In line 4 of delete code, there should be a check before assigning list->head->next to cur: if(list->head != NULL)


Notice the subtle difference of the last line in insert and delete.

In insert, because of break in while loop, cur may not be null, therefore its lock need to be released in the end.

In delete, cur is null after while loop, so additional check and release is not necessary.


@pk267. w.r.t the comment about line 4. To keep things simple on the slide we skipped handling of any edge cases (such as an empty list).


Why I'm using a list lock here is a little subtle.

Imagine there is no list lock. Also imagine thread 1 has a lock on the head node N as part of a DELETE operation.

  • Step T1.1. Thread 1 takes a lock on N
  • Step T1.2. Thread 1 removes N from the list (list->head is now NULL)
  • Step T1.3. Thread 1 releases the lock,
  • Step T1.4. Thread 1 deletes N.

Now imagine thread 2 attempts to perform another operation on the data structure.

  • Step T2.1. Thread 2 sets prev = list->head.
  • Step T2.2. Thread 2 deferences prev to get at the lock lock(prev->lock).

If T2.1 happens before T1.2, then T2 has a reference to prev which is a node locked by T1. that node can be deleted out from under T2. So the step T2.2 might be referencing freed memory.

Note the invariant in the above code is that if a thread is deleting a node N, the thread has locks on N, as well as the node before N (let's call the node before N, node M). This is important, since it means that no other thread has a lock on M. And since no other thread can get a lock on M, that means that it will not proceed to an iteration where cur->next = N (and thus another thread will never be referencing a node that might be deleted.

The use of the list lock provides this invariant even for the first node in the list. (The list lock can be thought of as a lock on a "dummy node" at the start of the list.)


@kayvonf Hi Professor, I have a question:

Doesn't the insert code have a race in the case where we try to insert into a list of size 1? In that case, suppose that we have a list of size 1 with a node that contains value 3, and threads 0 and 1 would like to add values 4 and 5, respectively, to the list. Consider the following execution trace: thread 0 acquires the list_lock and it reads prev as the head, and curr as NULL. Thread 1 attempt to acquire list_lock but it cannot. Thread 0 acquires prev's lock and unlocks list_lock, at which point Thread 1 locks list_lock and reads prev as the head of the list and cur as NULL. It then attempts to lock prev's lock, but cannot, and thread 0 adds 4 to the list, unlocks, and returns, at which point thread 1 locks prev's lock, which is the head's lock, but curr is still NULL, which should not be the case; curr should've been pointing to the node that contains 4. As a result of this, thread 1 will make it such that the head points to 5, effectively deleting 4 from the list, and ending up with a linked list that is incorrect. I believe this is possible, or am I missing something?

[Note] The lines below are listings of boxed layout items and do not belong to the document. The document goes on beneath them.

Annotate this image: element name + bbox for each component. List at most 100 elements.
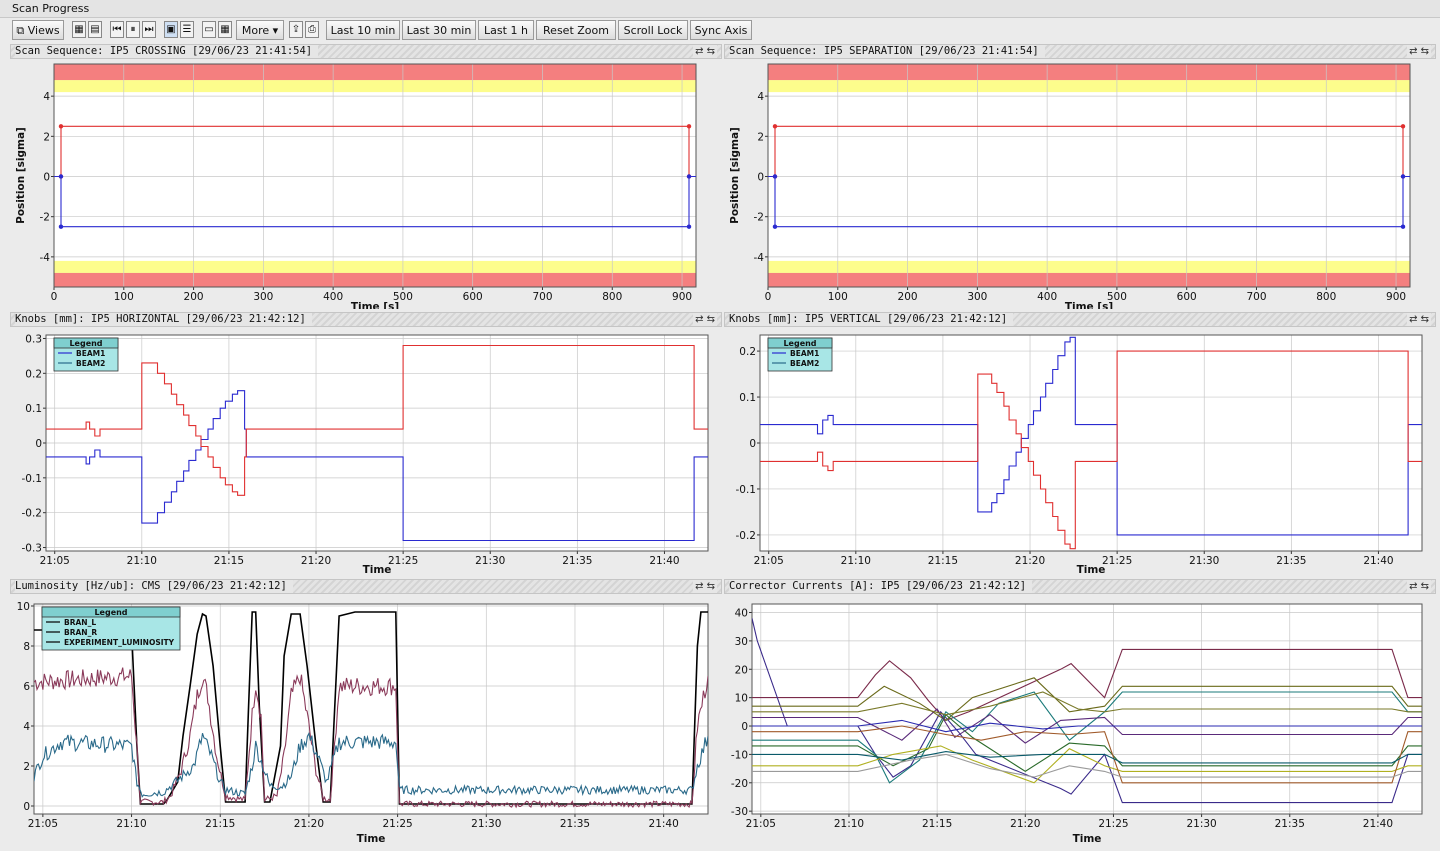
chart-scan-separation[interactable]: 0 100 200 300 400 500 600 700 800 900 -4 -2 0 2 4 Time … <box>724 59 1436 309</box>
x-tick-label: 0 <box>765 291 772 303</box>
panel-scan-crossing: Scan Sequence: IP5 CROSSING [29/06/23 21… <box>10 44 722 309</box>
more-button[interactable]: More ▾ <box>236 20 284 40</box>
legend-item: BRAN_R <box>64 628 97 637</box>
print-icon[interactable]: ⎙ <box>305 21 319 38</box>
legend-title: Legend <box>783 339 816 348</box>
x-tick-label: 800 <box>1316 291 1336 303</box>
grid-layout-icon[interactable]: ▦ <box>72 21 86 38</box>
y-tick-label: -20 <box>731 778 748 790</box>
x-tick-label: 200 <box>898 291 918 303</box>
y-tick-label: 0.2 <box>25 368 42 380</box>
x-tick-label: 21:30 <box>1186 818 1216 830</box>
panel-header[interactable]: Luminosity [Hz/ub]: CMS [29/06/23 21:42:… <box>10 579 722 594</box>
panel-header[interactable]: Corrector Currents [A]: IP5 [29/06/23 21… <box>724 579 1436 594</box>
chart-knobs-horizontal[interactable]: 21:05 21:10 21:15 21:20 21:25 21:30 21:35 21:40… <box>10 327 722 577</box>
plot-frame <box>759 334 1423 552</box>
legend-item: BRAN_L <box>64 618 96 627</box>
series-line <box>34 731 708 798</box>
x-tick-label: 21:05 <box>40 555 70 567</box>
y-tick-label: 0.3 <box>25 333 42 345</box>
toolbar: ⧉ Views ▦ ▤ ⏮ ⏸ ⏭ ▣ ☰ ▭ ▦ More ▾ ⇪ ⎙ Las… <box>8 18 1432 42</box>
panel-header[interactable]: Knobs [mm]: IP5 HORIZONTAL [29/06/23 21:… <box>10 312 722 327</box>
reset-zoom-button[interactable]: Reset Zoom <box>536 20 616 40</box>
window-titlebar: Scan Progress <box>0 0 1440 18</box>
series-line <box>752 713 1422 773</box>
panel-title: Scan Sequence: IP5 SEPARATION [29/06/23 … <box>729 45 1045 58</box>
panel-knobs-horizontal: Knobs [mm]: IP5 HORIZONTAL [29/06/23 21:… <box>10 312 722 577</box>
panel-header[interactable]: Knobs [mm]: IP5 VERTICAL [29/06/23 21:42… <box>724 312 1436 327</box>
x-tick-label: 100 <box>828 291 848 303</box>
pause-icon[interactable]: ⏸ <box>126 21 140 38</box>
x-tick-label: 500 <box>393 291 413 303</box>
sync-axis-button[interactable]: Sync Axis <box>690 20 752 40</box>
x-tick-label: 300 <box>967 291 987 303</box>
series-line <box>760 350 1422 550</box>
refresh-icon[interactable]: ⇄ ⇆ <box>1407 45 1431 58</box>
x-axis-label: Time <box>363 564 392 576</box>
chart-corrector-currents[interactable]: 21:05 21:10 21:15 21:20 21:25 21:30 21:35 21:40… <box>724 594 1436 847</box>
refresh-icon[interactable]: ⇄ ⇆ <box>693 45 717 58</box>
x-tick-label: 400 <box>1037 291 1057 303</box>
scroll-lock-button[interactable]: Scroll Lock <box>618 20 688 40</box>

In the deletion code, why could we release prev->lock (line 3 below) before we delete cur (line 5)? I thought that it is possible that right after line 4, there could be another thread that happens to grab both prev->lock and cur->lock, which causes an unexpected result.

1 if (cur->value == value) {  
2     prev->next = cur->next;  
3     unlock(prev->lock);  
4     unlock(cur->lock);  
5     delete cur;  
6     return;  
7 }

@lya Due to the nature of hand-over hand locking, another thread cannot grab both the locks at the same time. As to the question of releasing the prev->lock, you can notice that the prev node has been patched to the next node in line 2. So that should not cause a problem.


I agree with @blah329. The corret version should be:

prev = list->head;
cur = prev->next;
if(cur) lock(cur->lock);

Otherwise, the cur may not point to the latest version. So 'cur' should be read after acquiring the head's lock.